Nicht zufällig fällt die große Öffnung in die Woche vor Pfingsten. Die Tourismuswirtschaft hatte massiv Druck gemacht, um nach der verlorenen Wintersaison am verlängerten Pfingstwochenende in einen besseren Sommer durchstarten zu können. Deshalb sind ausdrücklich auch ausländische Urlauber willkommen. Ein starker Sommer soll zumindest einen teilweisen Ausgleich für das vergangene Horrorjahr liefern. Ob die Deutschen als wichtigste Gästegruppe aber wirklich in Scharen kommen werden (können), steht in den Sternen.
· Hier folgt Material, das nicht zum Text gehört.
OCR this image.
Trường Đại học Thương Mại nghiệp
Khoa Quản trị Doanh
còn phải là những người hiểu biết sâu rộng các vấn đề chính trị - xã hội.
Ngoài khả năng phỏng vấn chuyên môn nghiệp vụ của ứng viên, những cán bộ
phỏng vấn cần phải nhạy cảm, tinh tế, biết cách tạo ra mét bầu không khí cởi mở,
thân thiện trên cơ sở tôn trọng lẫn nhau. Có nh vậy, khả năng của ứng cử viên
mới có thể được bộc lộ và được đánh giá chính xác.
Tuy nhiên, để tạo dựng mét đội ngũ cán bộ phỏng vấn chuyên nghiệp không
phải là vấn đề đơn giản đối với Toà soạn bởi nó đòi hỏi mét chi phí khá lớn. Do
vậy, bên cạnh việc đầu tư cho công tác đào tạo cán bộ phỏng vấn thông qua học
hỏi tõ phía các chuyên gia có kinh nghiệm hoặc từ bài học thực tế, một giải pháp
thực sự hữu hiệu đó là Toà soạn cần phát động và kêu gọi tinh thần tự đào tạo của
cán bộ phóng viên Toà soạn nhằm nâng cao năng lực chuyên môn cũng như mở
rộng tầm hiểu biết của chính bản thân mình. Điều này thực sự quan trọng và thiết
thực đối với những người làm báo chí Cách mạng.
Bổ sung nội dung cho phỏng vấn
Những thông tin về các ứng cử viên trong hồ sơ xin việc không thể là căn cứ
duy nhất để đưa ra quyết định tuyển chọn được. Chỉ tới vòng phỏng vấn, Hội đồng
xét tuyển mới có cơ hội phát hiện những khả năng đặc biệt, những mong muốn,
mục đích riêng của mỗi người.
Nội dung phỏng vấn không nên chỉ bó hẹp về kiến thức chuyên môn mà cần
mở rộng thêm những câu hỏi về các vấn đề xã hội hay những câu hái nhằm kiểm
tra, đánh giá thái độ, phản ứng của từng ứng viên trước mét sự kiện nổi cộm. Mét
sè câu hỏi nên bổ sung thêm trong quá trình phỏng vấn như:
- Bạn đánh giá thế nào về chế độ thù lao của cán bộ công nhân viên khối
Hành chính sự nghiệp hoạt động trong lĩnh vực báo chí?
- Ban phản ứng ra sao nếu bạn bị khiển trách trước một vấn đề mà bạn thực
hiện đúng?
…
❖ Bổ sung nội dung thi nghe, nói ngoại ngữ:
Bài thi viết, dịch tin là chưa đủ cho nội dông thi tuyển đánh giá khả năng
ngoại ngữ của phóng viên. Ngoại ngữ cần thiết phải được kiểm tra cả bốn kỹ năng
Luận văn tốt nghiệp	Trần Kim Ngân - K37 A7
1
Die Buchungslage soll aber, wie man aus der Branche hört, schon ganz gut sein.

Die Regierung hofft, die Lage mit Tests und Impfungen unter Kontrolle zu halten. Den auf EU-Ebene geplanten „Grünen Pass“ soll es in Österreich schon früher geben, wenngleich völlig unklar ist, wie er technisch und bürokratisch umgesetzt werden soll. Dass die Verwaltung diese Herausforderung binnen drei Wochen bewältigt, ist mehr als fraglich.

Vorarlberg-Test gescheitert

Experten bezweifeln aber vor allem die Sinnhaftigkeit einer derart umfassenden Öffnung auf nach wie vor hohem Infektionsniveau. Sie verweisen dabei auf das Beispiel, an dem die Regierung die Effektivität der Kombination von Kontrolle und Öffnung beweisen wollte. Vorarlberg hat schon Mitte März die Gastronomie geöffnet. Doch dieser Test ist in die Hosen gegangen. Das westlichste Bundesland hatte vor sechs Wochen die niedrigste Sieben-Tage-Inzidenz, mittlerweile markiert es mit 240 Österreich-Rekord. Obwohl im „Ländle“ auf regionale Cluster sofort mit Ausreisetest reagiert wurde, bekam man den Infektionszuwachs nicht in den Griff. Diese „Modellregion“ zeige, wie es ab 19. Mai auch in Österreich sein könne, warnt der Virologe Norbert Nowotny.

Hinzu kommt einmal mehr das Sorgenkind Tirol, wo die neue Virusmutation B1.1.7+E484K Kopfzerbrechen bereitet, weil Impfstoffe dagegen weniger wirksam und auch Reinfektionen möglich sein könnten.

Trotzdem bittet der gar nicht mehr so populäre Kanzler die Nation zum Tanz auf dem Covid-Vulkan. Und sollte es mit den Zahlen doch zu weit raufgehen, will nicht er der Spaßverderber sein. Die Bundesregierung überlässt es den Bundesländern, bei steigenden Zahlen strengere Beschränkungen zu verhängen. Bei den Landeshauptleuten hält sich die Neigung zu unpopulären Maßnahmen allerdings ebenfalls in Grenzen.

de Schéifermisch
27. April 2021 - 9.32

In Österreich wird die Pandemie, wie in den meisten anderen Ländern auch, verzweifelt ergebnislos bekämpft. Rein in die Kartoffeln, raus aus den Kartoffeln. Von einem Lockdown ins nächste.